Along these lines I profess myself to be who I am: the product of a working-class, Catholic upbringing whose whiteness is a cause for celebrating, rather than flattening, the alterity of the “other” as it exists in me, as it exists in the particularity of the other’s experience. And by this association, arriving more fully at the unconditional self-acceptance awaiting ownership since we were born. It is not up to my parents to do this work for me, or society for that matter. It is mine to claim by letting go.


Through this internal pivot, a differentiation from the familial shadow takes place, and thus an increased objectivity by which to make peace with my self and my family while we are are still alive.


“You’re the true mother and father of your own being,” a friend reminded me recently as I shared my resentments toward the shroud of secrecy covering my gay identity in the context of immediate family.


In forfeiting my adolescent search for approval and thus visibility in the eyes of the “oppressor,” I free myself to be human, finally, in all of its riddling complexity. I free myself to forgive the pain which led those initially responsible for my care to repeated acts of downright denial. I recognize the tensions inherent in my family system are in fact psychic energies rife with potential for the full flowering of my individuality at the multiple intersections of identity: gay, white, male, Christian, humanist. It is precisely by way of these tensions I can profess with pride not only who I am but who I choose to be in the matrix of socio-cultural identifications my gay body embodies.

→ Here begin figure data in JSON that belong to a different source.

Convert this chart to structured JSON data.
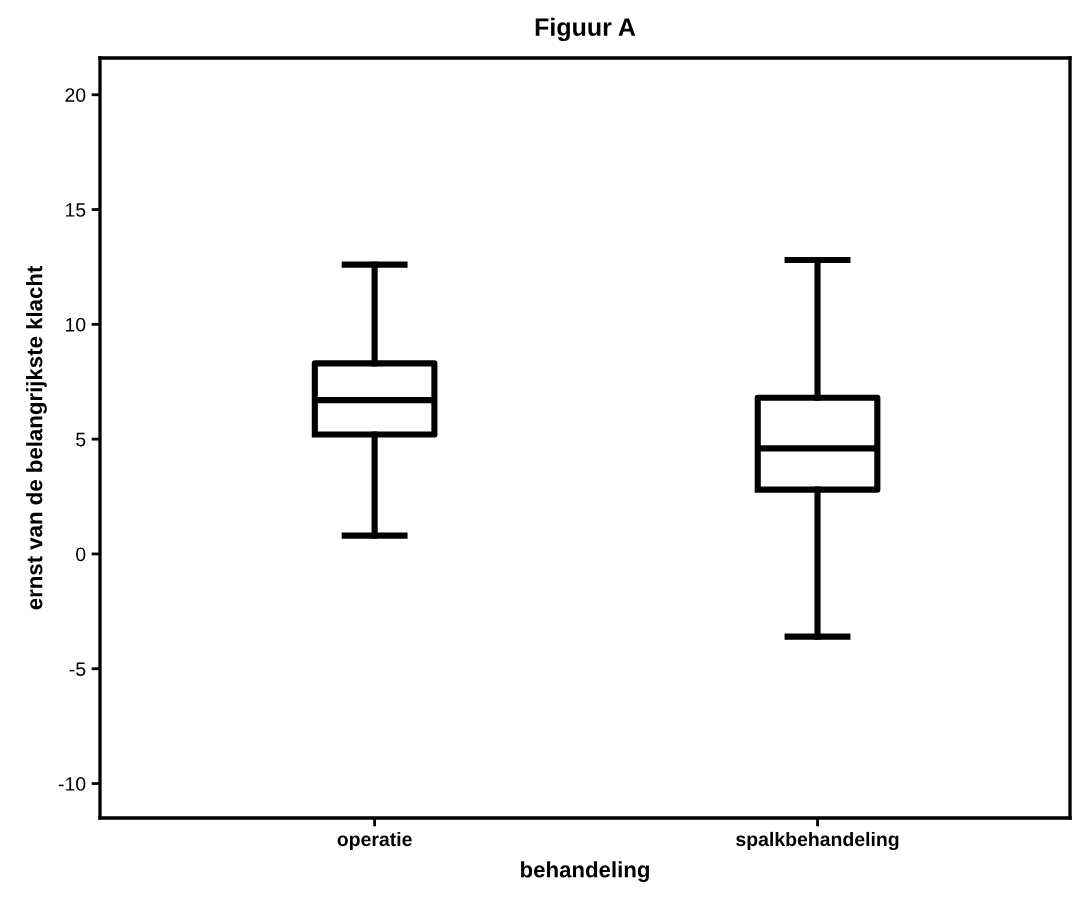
{
  "chart_data": {
    "type": "box",
    "title": "Figuur A",
    "xlabel": "behandeling",
    "ylabel": "ernst van de belangrijkste klacht",
    "categories": [
      "operatie",
      "spalkbehandeling"
    ],
    "boxes": [
      {
        "low": 0.8,
        "q1": 5.2,
        "median": 6.7,
        "q3": 8.3,
        "high": 12.6
      },
      {
        "low": -3.6,
        "q1": 2.8,
        "median": 4.6,
        "q3": 6.8,
        "high": 12.8
      }
    ],
    "ylim": [
      -11.5,
      21.6
    ],
    "yticks": [
      -10,
      -5,
      0,
      5,
      10,
      15,
      20
    ],
    "grid": false
  }
}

However failingly, I choose to be the love I seek with the pride of knowing who I am and what this knowledge demands in terms of social responsibility. For what is love without action? What is an inside job with nothing to show for itself on the outside — not in terms of being seen and heard but of seeing and hearing? Of modeling the kind of mirroring we all seek at tender ages?


And so I find justice in mercy, in forgiving the ones who refuse to see me, becoming increasingly more visible to myself as I exist at a cross-section of social forces, categories of being, by which I have come to identify and to which I hold myself accountable today. I understand that forgiveness is incomplete without an acknowledgement of wrongdoing from all involved parties. I don’t anticipate full reparation with my family in this sense but I am doing my part to begin the process of repair — within myself if not between me and the ones I love, who say they love me.


I also understand the importance of rage, of acknowledging it, of finding safe containers in which to express it without causing harm. By the same token, I’m willing to acknowledge that maybe my brother needed to be told to bug off. But then where has that left us?


This essay is one way for me to channel my anger so as to avoid inflicting further damage on already broken relationships. The naysayers will do as they do but to mine own self I hold true. No fire and brimstone in that. I do not need to become the despot I despise in order to feel better about my gay, white, male, Christian, fully human skin. For what I despise is a part of me, too — a hurt part, a wounded part, a lonely part — asking for the kind of love he’s never received but willing to give so that we might all experience the joy of becoming more visible to ourselves and, in this, each other.